İsa'nın yeryüzüne ikinci kez gelişi konusunda Kuran ve Peygamberimiz
(sav)'in sözleri ile mutabık olanları da bize önemli bilgiler
vermektedir.
Ancak tüm bunlara rağmen bazı kişiler bu haberlerin günümüzü
işaret ettiği konusunda birtakım şüpheler duyabilirler. Bu
noktada hatırlatmak gerekir ki, ilerleyen sayfalarda bahsedeceğimiz
alametler hiçbir şüpheye yer bırakmayacak kadar açık ve nettirler.
Ancak en önemlisi bu haberlerin tamamının günümüzde birbiri
ardısıra gerçekleşmiş ve halen de gerçekleşiyor olmasıdır.
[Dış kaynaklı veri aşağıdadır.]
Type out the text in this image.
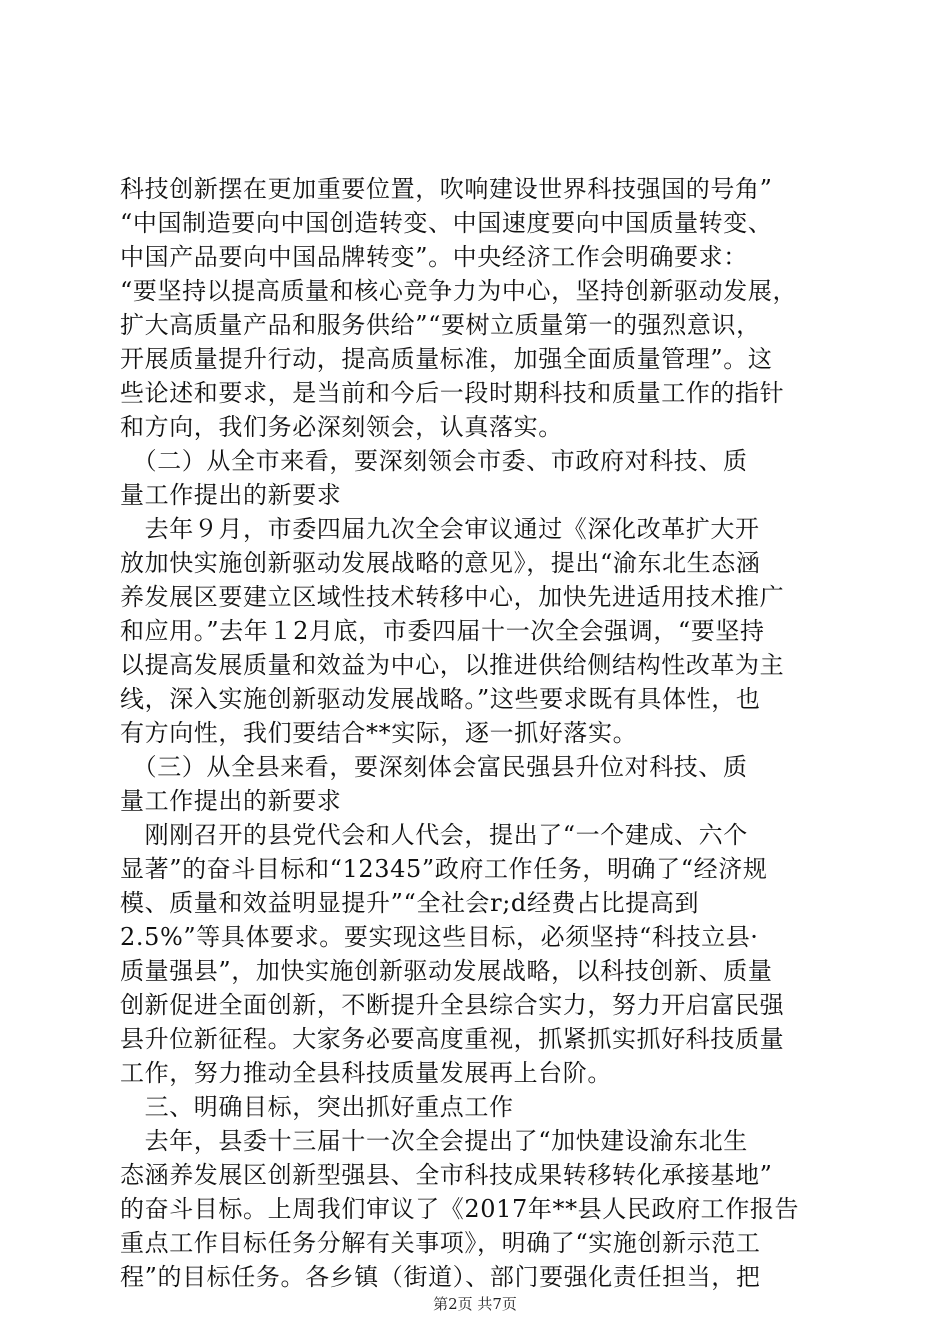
科技创新摆在更加重要位置，吹响建设世界科技强国的号角”
“中国制造要向中国创造转变、中国速度要向中国质量转变、
中国产品要向中国品牌转变”。中央经济工作会明确要求：
“要坚持以提高质量和核心竞争力为中心，坚持创新驱动发展，
扩大高质量产品和服务供给”“要树立质量第一的强烈意识，
开展质量提升行动，提高质量标准，加强全面质量管理”。这
些论述和要求，是当前和今后一段时期科技和质量工作的指针
和方向，我们务必深刻领会，认真落实。
　（二）从全市来看，要深刻领会市委、市政府对科技、质
量工作提出的新要求
　去年９月，市委四届九次全会审议通过《深化改革扩大开
放加快实施创新驱动发展战略的意见》，提出“渝东北生态涵
养发展区要建立区域性技术转移中心，加快先进适用技术推广
和应用。”去年１2月底，市委四届十一次全会强调，“要坚持
以提高发展质量和效益为中心，以推进供给侧结构性改革为主
线，深入实施创新驱动发展战略。”这些要求既有具体性，也
有方向性，我们要结合**实际，逐一抓好落实。
　（三）从全县来看，要深刻体会富民强县升位对科技、质
量工作提出的新要求
　刚刚召开的县党代会和人代会，提出了“一个建成、六个
显著”的奋斗目标和“12345”政府工作任务，明确了“经济规
模、质量和效益明显提升”“全社会r;d经费占比提高到
2.5%”等具体要求。要实现这些目标，必须坚持“科技立县·
质量强县”，加快实施创新驱动发展战略，以科技创新、质量
创新促进全面创新，不断提升全县综合实力，努力开启富民强
县升位新征程。大家务必要高度重视，抓紧抓实抓好科技质量
工作，努力推动全县科技质量发展再上台阶。
　三、明确目标，突出抓好重点工作
　去年，县委十三届十一次全会提出了“加快建设渝东北生
态涵养发展区创新型强县、全市科技成果转移转化承接基地”
的奋斗目标。上周我们审议了《2017年**县人民政府工作报告
重点工作目标任务分解有关事项》，明确了“实施创新示范工
程”的目标任务。各乡镇（街道）、部门要强化责任担当，把
第2页 共7页
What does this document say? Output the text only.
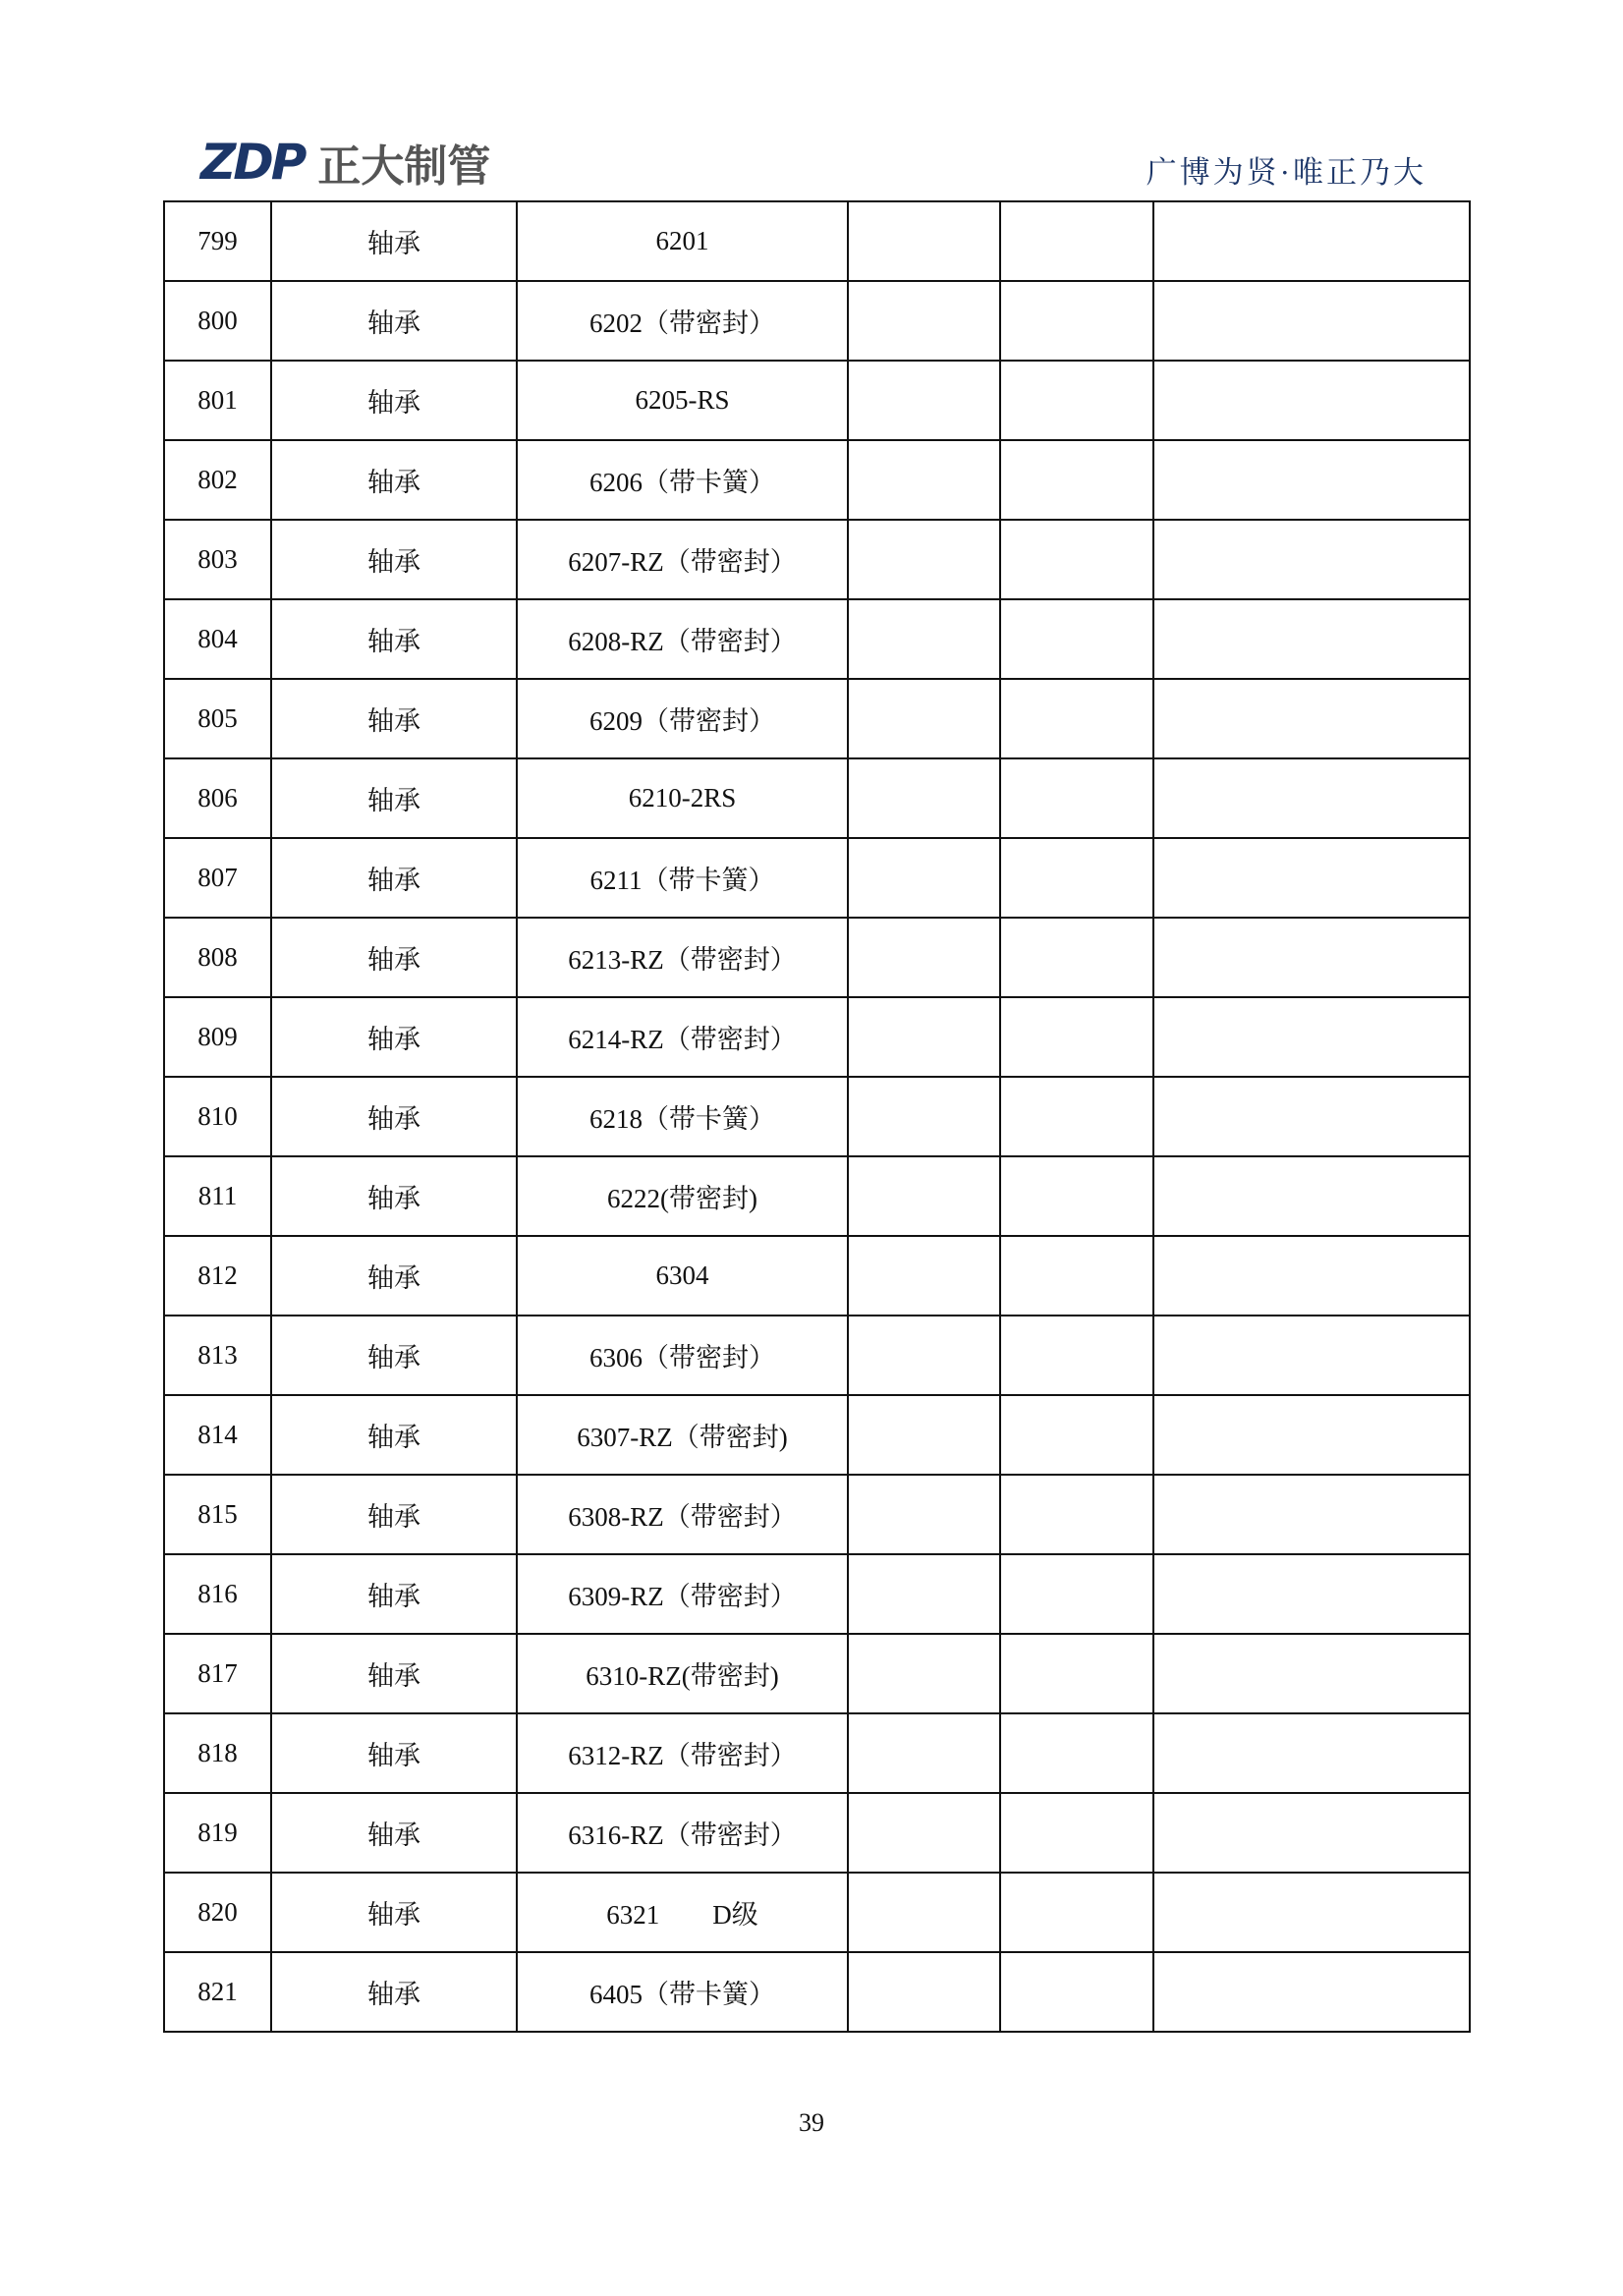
ZDP 正大制管	广博为贤·唯正乃大
799	轴承	6201			
800	轴承	6202（带密封）			
801	轴承	6205-RS			
802	轴承	6206（带卡簧）			
803	轴承	6207-RZ（带密封）			
804	轴承	6208-RZ（带密封）			
805	轴承	6209（带密封）			
806	轴承	6210-2RS			
807	轴承	6211（带卡簧）			
808	轴承	6213-RZ（带密封）			
809	轴承	6214-RZ（带密封）			
810	轴承	6218（带卡簧）			
811	轴承	6222(带密封)			
812	轴承	6304			
813	轴承	6306（带密封）			
814	轴承	6307-RZ（带密封)			
815	轴承	6308-RZ（带密封）			
816	轴承	6309-RZ（带密封）			
817	轴承	6310-RZ(带密封)			
818	轴承	6312-RZ（带密封）			
819	轴承	6316-RZ（带密封）			
820	轴承	6321　　D级			
821	轴承	6405（带卡簧）			
39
Elbette bu işaretlerin bir kısmı 1400 yıllık İslam tarihinin
herhangi bir döneminde, dünyanın belirli bir bölgesinde, belirli
bir oranda görülmüş olabilir. Böyle bir durum o dönemin ahir
zaman olduğunu, Hz. İsa'nın ve Mehdi'nin gelişlerinin çok
yakın olduğunu göstermez. Zira bir devrin Allah'ın müjdelediği
son devir olarak nitelendirilmesi için detaylı olarak anlatacağımız
alametlerin tümünün aynı çağda, birbirlerini izleyerek gerçekleşmesi
gerekmektedir. Bu durum hadislerde şöyle ifade edilmiştir:
"Kıyamet alametleri birbirini takiben meydana
gelir. Bir dizideki boncukların art arda kopması gibi." (Ramuz-El
Ehadis, 277/6; Suyuti, Camiü's-Sagir, 3/167)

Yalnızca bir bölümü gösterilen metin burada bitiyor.